Monday, 13 October 2014

Mental Kerumunan Wakil Rakyat

Oleh : Surahmat
SIDANG perdana DPR periode 2014-2019 dengan agenda pemilihan ketua menyisakan sejumlah keganjilan. Di luar intrik politik yang melingkupi, sidang itu menggambarkan identitas mental sejumlah ’’wakil rakyat yang terhormat.’’Clemongan, interupsi, hingga penggerudukan yang berlangsung selama sidang menunjukkan bahwa DPR juga memiliki sifat kerumunan.
Dalam terminologi ilmu sosial, kerumunan adalah bentuk kelompok yang paling rendah. Ikatan emosional antaranggota kerumunan sangat rendah. Kerumunan lahir karena ketidaksengajaan, bersifat spontan, dengan pembagian peran yang tidak jelas.

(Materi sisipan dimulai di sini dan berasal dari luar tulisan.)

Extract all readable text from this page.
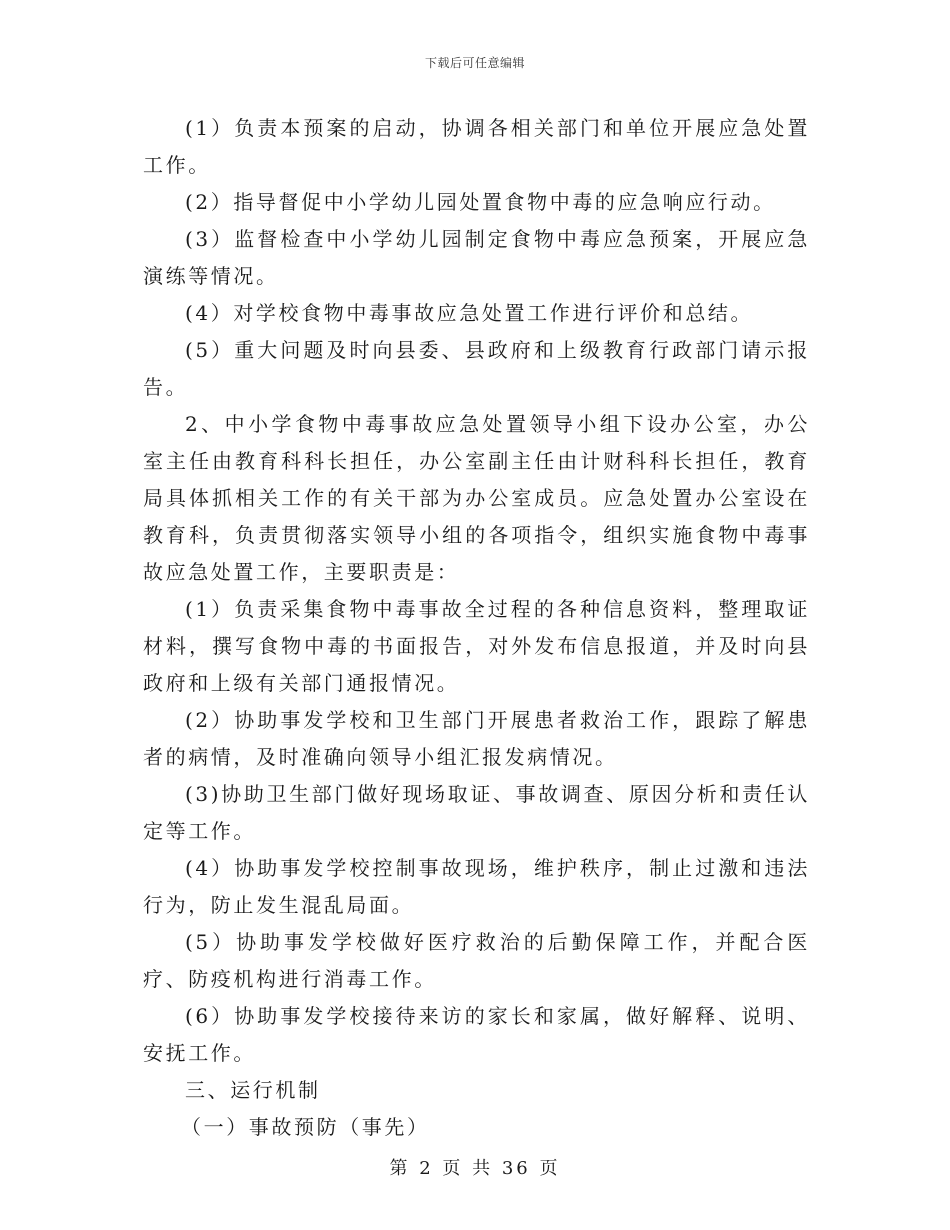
下载后可任意编辑

(1）负责本预案的启动，协调各相关部门和单位开展应急处置工作。

(2）指导督促中小学幼儿园处置食物中毒的应急响应行动。

(3）监督检查中小学幼儿园制定食物中毒应急预案，开展应急演练等情况。

(4）对学校食物中毒事故应急处置工作进行评价和总结。

(5）重大问题及时向县委、县政府和上级教育行政部门请示报告。

2、中小学食物中毒事故应急处置领导小组下设办公室，办公室主任由教育科科长担任，办公室副主任由计财科科长担任，教育局具体抓相关工作的有关干部为办公室成员。应急处置办公室设在教育科，负责贯彻落实领导小组的各项指令，组织实施食物中毒事故应急处置工作，主要职责是：

(1）负责采集食物中毒事故全过程的各种信息资料，整理取证材料，撰写食物中毒的书面报告，对外发布信息报道，并及时向县政府和上级有关部门通报情况。

(2）协助事发学校和卫生部门开展患者救治工作，跟踪了解患者的病情，及时准确向领导小组汇报发病情况。

(3)协助卫生部门做好现场取证、事故调查、原因分析和责任认定等工作。

(4）协助事发学校控制事故现场，维护秩序，制止过激和违法行为，防止发生混乱局面。

(5）协助事发学校做好医疗救治的后勤保障工作，并配合医疗、防疫机构进行消毒工作。

(6）协助事发学校接待来访的家长和家属，做好解释、说明、安抚工作。

三、运行机制

（一）事故预防（事先）

第 2 页 共 36 页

Sosiolog Prancis Gustav Le Bon (1841-1931) memperkenalkan kerumunan sebagai konsep akademik. Menurutnya, ada dua jenis kerumunan, yakni kerumunan heterogen dan homogen.
Tuduhan bahwa DPR adalah kerumunan memang lebih menyerupai satire. Namun, tuduhan itu mendapat pembuktian jika direfleksikan pada perilaku mereka saat sidang paripurna DPR, baik saat pengesahan undangundang pilkada maupun pemilihan ketua.
Mentalitas kerumunan anggota DPR dapat ditelusuri dari performa linguistiknya. Metode ini dapat diterapkan mengingat bahasa adalah representasi kepribadian. Kata, sebagai tanda, adalah penanda bagi konsep yang hidup dalam pikiran manusia. Bahasa dalam bentuk kata merupakan penampakan isi, batin yang ada di dalam.
Searle (1969) mengemukakan, ada tiga bentuk tindak tutur yang banyak dipraktikkan masyarakat, yaitu lokusi, ilokusi, dan perlokusi. Tiga kategori tindak tutur ini menjelaskan bahwa sebuah kalimat yang sama dapat digunakan untuk tujuan yang sama sekali berbeda.
Tindak tutur lokusi digunakan penutur bahasa untuk menyatakan sesuatu. Maksud penutur bahasa sama persis dengan yang terutara secara eksplisit pada kata, frasa, atau kalimat yang diutarakan. Tindak tutur ilokusi, selain berfungsi untuk mengatakan sesuatu dapat juga dipergunakan untuk melakukan sesuatu.
Dalam praktik, ilokusi dapat berupa perintah, larangan, deklarasi sikap, dan pernyataan. Adapun perlokusi merupakan tindak tutur yang memiliki pengaruh terhadap publik pendengarnya, baik yang sengaja dikreasi maupun akibat tambahan.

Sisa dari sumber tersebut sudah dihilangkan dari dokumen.